Current Report

 

 

UNITED STATES

SECURITIES AND EXCHANGE COMMISSION

Washington, D.C. 20549

 

 

FORM 8-K

 

 

CURRENT REPORT

Pursuant to Section 13 or 15(d) of the

Securities Exchange Act of 1934

April 13, 2010

Date of Report (Date of earliest event reported)

 

 

Harrah’s Entertainment, Inc.

(Exact name of registrant as specified in its charter)

 

 

 

Delaware   001-10410   62-1411755
(State of Incorporation)  

(Commission

File Number)

 

(IRS Employer

Identification Number)

One Caesars Palace Drive

Las Vegas, Nevada 89109

(Address of principal executive offices) (Zip Code)

(702) 407-6000

(Registrant’s telephone number, including area code)

N/A

(Former Name or Former Address, if Changed Since Last Report)

 

 

Check the appropriate box below if the Form 8-K filing is intended to simultaneously satisfy the filing obligation of the registrant under any of the following provisions:

 

¨ Written communications pursuant to Rule 425 under the Securities Act (17 CFR 230.425)

 

¨ Soliciting material pursuant to Rule 14a-12 under the Exchange Act (17 CFR 240.14a-12)

 

¨ Pre-commencement communications pursuant to Rule 14d-2(b) under the Exchange Act (17 CFR 240.14d-2(b))

 

¨ Pre-commencement communications pursuant to Rule 13e-4(c) under the Exchange Act (17 CFR 240.13e-4(c))

 

 

 


Item 7.01 Regulation FD Disclosure

On April 13, 2010, Harrah’s Entertainment, Inc. (the “Registrant”) announced the intent of its wholly owned subsidiaries, Harrah’s Operating Escrow LLC and Harrah’s Escrow Corporation to offer, through a private placement, second priority senior secured notes due 2018, subject to market and other conditions. The press release related to the notes was attached as Exhibit 99.1, to the Registrant’s Current Report on Form 8-K, dated April 13, 2010. The offering of the notes was increased to $750,000,000 after the press release was issued.

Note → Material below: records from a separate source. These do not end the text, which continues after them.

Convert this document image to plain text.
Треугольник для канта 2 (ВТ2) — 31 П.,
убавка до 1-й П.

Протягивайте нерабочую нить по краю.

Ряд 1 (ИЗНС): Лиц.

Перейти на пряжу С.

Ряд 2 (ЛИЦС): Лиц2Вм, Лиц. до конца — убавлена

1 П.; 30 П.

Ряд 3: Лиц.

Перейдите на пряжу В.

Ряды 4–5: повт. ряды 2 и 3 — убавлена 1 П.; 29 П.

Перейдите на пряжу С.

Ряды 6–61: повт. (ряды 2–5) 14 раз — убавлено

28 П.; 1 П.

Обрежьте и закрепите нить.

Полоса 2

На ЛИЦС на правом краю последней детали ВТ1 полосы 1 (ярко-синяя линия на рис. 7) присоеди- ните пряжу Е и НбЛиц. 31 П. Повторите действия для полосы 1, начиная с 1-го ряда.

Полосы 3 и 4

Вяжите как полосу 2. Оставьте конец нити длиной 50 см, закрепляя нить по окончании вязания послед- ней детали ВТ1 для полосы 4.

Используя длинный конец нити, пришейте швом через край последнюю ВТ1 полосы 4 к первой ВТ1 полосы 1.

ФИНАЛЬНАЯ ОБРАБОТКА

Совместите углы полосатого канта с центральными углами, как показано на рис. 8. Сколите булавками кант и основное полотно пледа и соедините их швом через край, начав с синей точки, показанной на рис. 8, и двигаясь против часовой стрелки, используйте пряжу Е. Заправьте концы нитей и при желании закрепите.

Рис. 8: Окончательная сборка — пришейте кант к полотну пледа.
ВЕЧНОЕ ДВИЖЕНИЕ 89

On April 13, 2010, the Registrant priced $750,000,000 aggregate principal amount of 123/4% second priority senior secured notes due 2018 at an issue price of 99.778%, plus accrued interest, if any. The transaction is subject to a number of closing conditions.

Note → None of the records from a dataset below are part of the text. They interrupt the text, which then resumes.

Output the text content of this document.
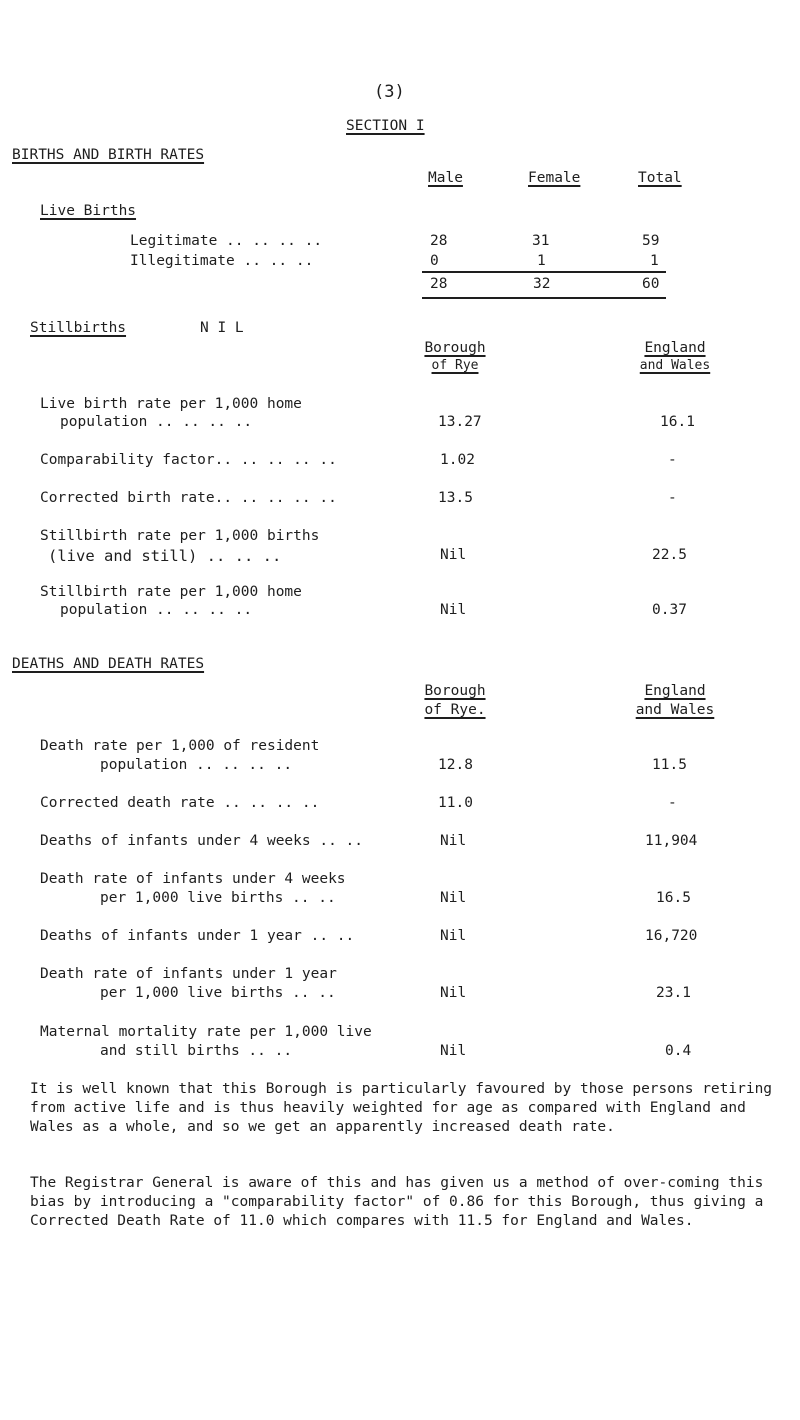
(3)
SECTION I
BIRTHS AND BIRTH RATES
Male	Female	Total
Live Births
Legitimate .. .. .. ..	28	31	59
Illegitimate .. .. ..	0	1	1
28	32	60
Stillbirths	N I L
Borough
of Rye
England
and Wales
Live birth rate per 1,000 home
population .. .. .. ..	13.27	16.1
Comparability factor.. .. .. .. ..	1.02	-
Corrected birth rate.. .. .. .. ..	13.5	-
Stillbirth rate per 1,000 births
(live and still) .. .. ..	Nil	22.5
Stillbirth rate per 1,000 home
population .. .. .. ..	Nil	0.37
DEATHS AND DEATH RATES
Borough
of Rye.
England
and Wales
Death rate per 1,000 of resident
population .. .. .. ..	12.8	11.5
Corrected death rate .. .. .. ..	11.0	-
Deaths of infants under 4 weeks .. ..	Nil	11,904
Death rate of infants under 4 weeks
per 1,000 live births .. ..	Nil	16.5
Deaths of infants under 1 year .. ..	Nil	16,720
Death rate of infants under 1 year
per 1,000 live births .. ..	Nil	23.1
Maternal mortality rate per 1,000 live
and still births .. ..	Nil	0.4
It is well known that this Borough is particularly favoured by those persons retiring from active life and is thus heavily weighted for age as compared with England and Wales as a whole, and so we get an apparently increased death rate.
The Registrar General is aware of this and has given us a method of over-coming this bias by introducing a "comparability factor" of 0.86 for this Borough, thus giving a Corrected Death Rate of 11.0 which compares with 11.5 for England and Wales.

The Registrant is disclosing under Item 7.01 of this Current Report on Form 8-K the information attached to this report as Exhibit 99.1, which information is incorporated by reference herein. This information, which has not been previously reported, is excerpted from a preliminary offering memorandum, as supplemented, that is being disseminated in connection with the notes offering described above.

The Registrant is furnishing the information in this Current Report on Form 8-K to comply with Regulation FD. Such information shall not be deemed to be “filed” for purposes of Section 18 of the Securities Exchange Act of 1934, as amended, or otherwise subject to the liabilities of that section, and shall not be deemed to be incorporated by reference into any of the Registrant’s filings under the Securities Act of 1933, as amended, or the Securities Exchange Act of 1934, as amended, whether made before or after the date hereof and regardless of any general incorporation language in such filings, except to the extent expressly set forth by specific reference in such a filing.

 

Item 9.01 Financial Statements and Exhibits.

(d) Exhibits. The following exhibits are being filed herewith, and are furnished solely for purposes of Item 7.01 of this Form 8-K:

99.1 Disclosure in connection with the distribution of the offering memorandum for $750,000,000 aggregate principal amount of 123/4% second priority senior secured notes due 2018.


SIGNATURES

Pursuant to the requirements of the Securities Exchange Act of 1934, as amended, the Registrant has duly caused this report to be signed on its behalf by the undersigned hereunto duly authorized.

 

    HARRAH’S ENTERTAINMENT, INC.
Date: April 14, 2010     By:  

/s/ MICHAEL D. COHEN

      Michael D. Cohen
     

Vice President, Associate General Counsel

and Corporate Secretary


EXHIBIT INDEX

 

Exhibit

Number

  

Document Description

99.1    Disclosure in connection with the distribution of the offering memorandum for $750,000,000 aggregate principal amount of 123/4% second priority senior secured notes due 2018.